Activist complains that Catholic hospitals won’t facilitate assisted suicide
In an opinion piece published in the Seattle Times, Tom Preston, a retired physician who was one of the leaders of the successful assisted suicide lobby in Washington State, complains that Catholic hospitals in the state will not facilitate assisted suicide. “Throughout Washington,” he claims, “doctors are being silenced and forced to adhere to religious rules that prevent any participation in death with dignity,” and that “many Washingtonians are denied access to legal and humane end-of-life medical care.”
Writers with a different view of assisted suicide would respond that Catholic hospitals provide “humane end-of life medical care” as well as “death with dignity,” though not assisted suicide. In any case, the position taken by Preston demonstrates that the legalization of morally contentious procedures like euthanasia and assisted suicide tends to generate political and social pressures inimical to freedom of conscience among health care workers and institutions.
Philippines government demands referral by objecting physicians even if not “right”
In the closing hearings into the controversial Reproductive Health Law, judges of the Philippines Supreme Court questioned a provision in the law that makes it a crime to provide “incorrect information” about contraceptives. When Senior State Solicitor Florin Hilbay explained that the Philippines Food and Drug Administration will determine what is “correct,” a judge pointed out that this would mean that no dissent from that would be allowed. Another judge raised the possibility of the imprisonment of physicians who disagree with the FDA about the safety of a drug.
Hilbay also claimed that objecting physicians have a “professional obligation” to facilitate the provision of the services to which they object by referral, asserting that refusal to refer makes a patient a “victim.” He insisted on this even though he admitted that referral might not be “right.” The court gave lawyers for both sides 60 days to submit memoranda concerning their arguments. [Manila Standard] [Philippine Daily Inquirer] [Inquirer.net]

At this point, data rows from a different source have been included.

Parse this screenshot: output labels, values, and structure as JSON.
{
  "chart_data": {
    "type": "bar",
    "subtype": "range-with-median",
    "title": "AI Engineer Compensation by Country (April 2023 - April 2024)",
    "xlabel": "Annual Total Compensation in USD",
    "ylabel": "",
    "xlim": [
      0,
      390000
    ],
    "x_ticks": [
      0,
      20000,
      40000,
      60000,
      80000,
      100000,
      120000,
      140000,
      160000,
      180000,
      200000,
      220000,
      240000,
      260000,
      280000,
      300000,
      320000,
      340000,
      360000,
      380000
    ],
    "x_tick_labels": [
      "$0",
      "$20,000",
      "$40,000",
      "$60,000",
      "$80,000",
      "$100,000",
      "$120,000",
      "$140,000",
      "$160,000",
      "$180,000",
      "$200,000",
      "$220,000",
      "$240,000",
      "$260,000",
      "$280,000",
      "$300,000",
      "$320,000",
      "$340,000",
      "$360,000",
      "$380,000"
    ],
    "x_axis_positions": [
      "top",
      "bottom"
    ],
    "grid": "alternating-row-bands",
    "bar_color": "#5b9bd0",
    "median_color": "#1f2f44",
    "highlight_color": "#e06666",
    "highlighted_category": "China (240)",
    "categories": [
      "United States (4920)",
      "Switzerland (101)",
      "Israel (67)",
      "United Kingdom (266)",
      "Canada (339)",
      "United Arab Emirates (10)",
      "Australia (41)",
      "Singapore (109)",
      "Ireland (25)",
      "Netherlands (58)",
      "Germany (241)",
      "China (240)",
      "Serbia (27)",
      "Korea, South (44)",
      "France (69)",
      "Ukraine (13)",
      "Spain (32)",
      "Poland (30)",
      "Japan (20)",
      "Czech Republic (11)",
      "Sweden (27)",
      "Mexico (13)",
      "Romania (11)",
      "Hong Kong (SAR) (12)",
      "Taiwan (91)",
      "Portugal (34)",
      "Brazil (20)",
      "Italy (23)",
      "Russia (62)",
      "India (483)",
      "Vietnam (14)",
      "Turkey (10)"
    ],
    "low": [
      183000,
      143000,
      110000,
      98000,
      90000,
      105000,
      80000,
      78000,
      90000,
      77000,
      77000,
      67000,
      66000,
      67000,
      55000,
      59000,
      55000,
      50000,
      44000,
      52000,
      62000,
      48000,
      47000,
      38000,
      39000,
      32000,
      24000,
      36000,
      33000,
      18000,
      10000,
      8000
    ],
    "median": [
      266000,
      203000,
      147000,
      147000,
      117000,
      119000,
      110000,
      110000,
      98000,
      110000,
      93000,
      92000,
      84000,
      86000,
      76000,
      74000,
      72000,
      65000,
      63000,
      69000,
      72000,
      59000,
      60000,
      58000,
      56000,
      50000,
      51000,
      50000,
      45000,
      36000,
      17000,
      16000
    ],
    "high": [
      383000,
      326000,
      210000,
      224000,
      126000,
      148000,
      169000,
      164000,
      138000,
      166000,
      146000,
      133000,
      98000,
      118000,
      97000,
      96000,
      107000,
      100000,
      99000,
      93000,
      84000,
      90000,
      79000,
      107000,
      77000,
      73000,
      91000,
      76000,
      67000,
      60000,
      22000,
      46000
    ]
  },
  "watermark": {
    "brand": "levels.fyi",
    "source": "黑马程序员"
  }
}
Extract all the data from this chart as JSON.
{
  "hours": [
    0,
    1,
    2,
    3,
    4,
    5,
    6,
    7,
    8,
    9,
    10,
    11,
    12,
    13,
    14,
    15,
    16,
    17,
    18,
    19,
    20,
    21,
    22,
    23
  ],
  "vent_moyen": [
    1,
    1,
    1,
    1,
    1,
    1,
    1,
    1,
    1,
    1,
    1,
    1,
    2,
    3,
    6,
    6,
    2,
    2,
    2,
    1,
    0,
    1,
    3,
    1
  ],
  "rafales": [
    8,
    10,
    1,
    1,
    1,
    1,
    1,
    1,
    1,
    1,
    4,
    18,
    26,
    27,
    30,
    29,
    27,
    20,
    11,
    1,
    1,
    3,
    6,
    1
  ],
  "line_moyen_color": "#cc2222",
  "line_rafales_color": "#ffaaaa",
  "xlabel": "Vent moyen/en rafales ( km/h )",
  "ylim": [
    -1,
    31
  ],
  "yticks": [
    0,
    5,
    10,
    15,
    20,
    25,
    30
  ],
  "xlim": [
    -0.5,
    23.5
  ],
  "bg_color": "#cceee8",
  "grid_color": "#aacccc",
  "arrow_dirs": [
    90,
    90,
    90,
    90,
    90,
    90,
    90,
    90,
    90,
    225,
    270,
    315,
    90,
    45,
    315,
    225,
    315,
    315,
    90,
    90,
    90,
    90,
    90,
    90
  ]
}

Letter: If society wants to legalize euthanasia, physicians should not be the ones to carry it out
The Gazette
Physicians who refuse to be co-opted into assisting patients accelerate their death are not, as Dr. Dave Lambert seems to imply, medical dinosaurs. And by rejecting his option, we are most certainly not trying to save or prolong lives “at all costs,” that is, we are not vitalists. One can simultaneously reject both vitalism and euthanasia. . . [Full text]
Australian regulator misrepresents physician obligations
Claim that practitioner codes require referral disproved by Australian Medical Association
According to a report in The Examiner, a representative of the Australian Health Practitioner Regulation Association told a Tasmanian legislative committee that physicians who object to a procedure for reasons of conscience are obliged by professional codes of ethics to refer patients to another physician. Lisa McIntosh was addressing the Committee concerning a proposed Reproductive Health Bill.
Her assertion is contradicted by a submission by the Australian Medical Association Tasmania, which protested the section of the bill that would force objecting physicians to facilitate morally contested procedures by referral. The AMA Tasmania submission included quotes from the AMA Code of Ethics and a document from the Medical Board of Australia Good Medical Practice to demonstrate that the draft legislation information paper falsely claimed that there was a duty to refer.
The Committee also heard from Catholic Archbishop Adrian Doyle, whose concerns about the proposed bill included the mandatory referral provision.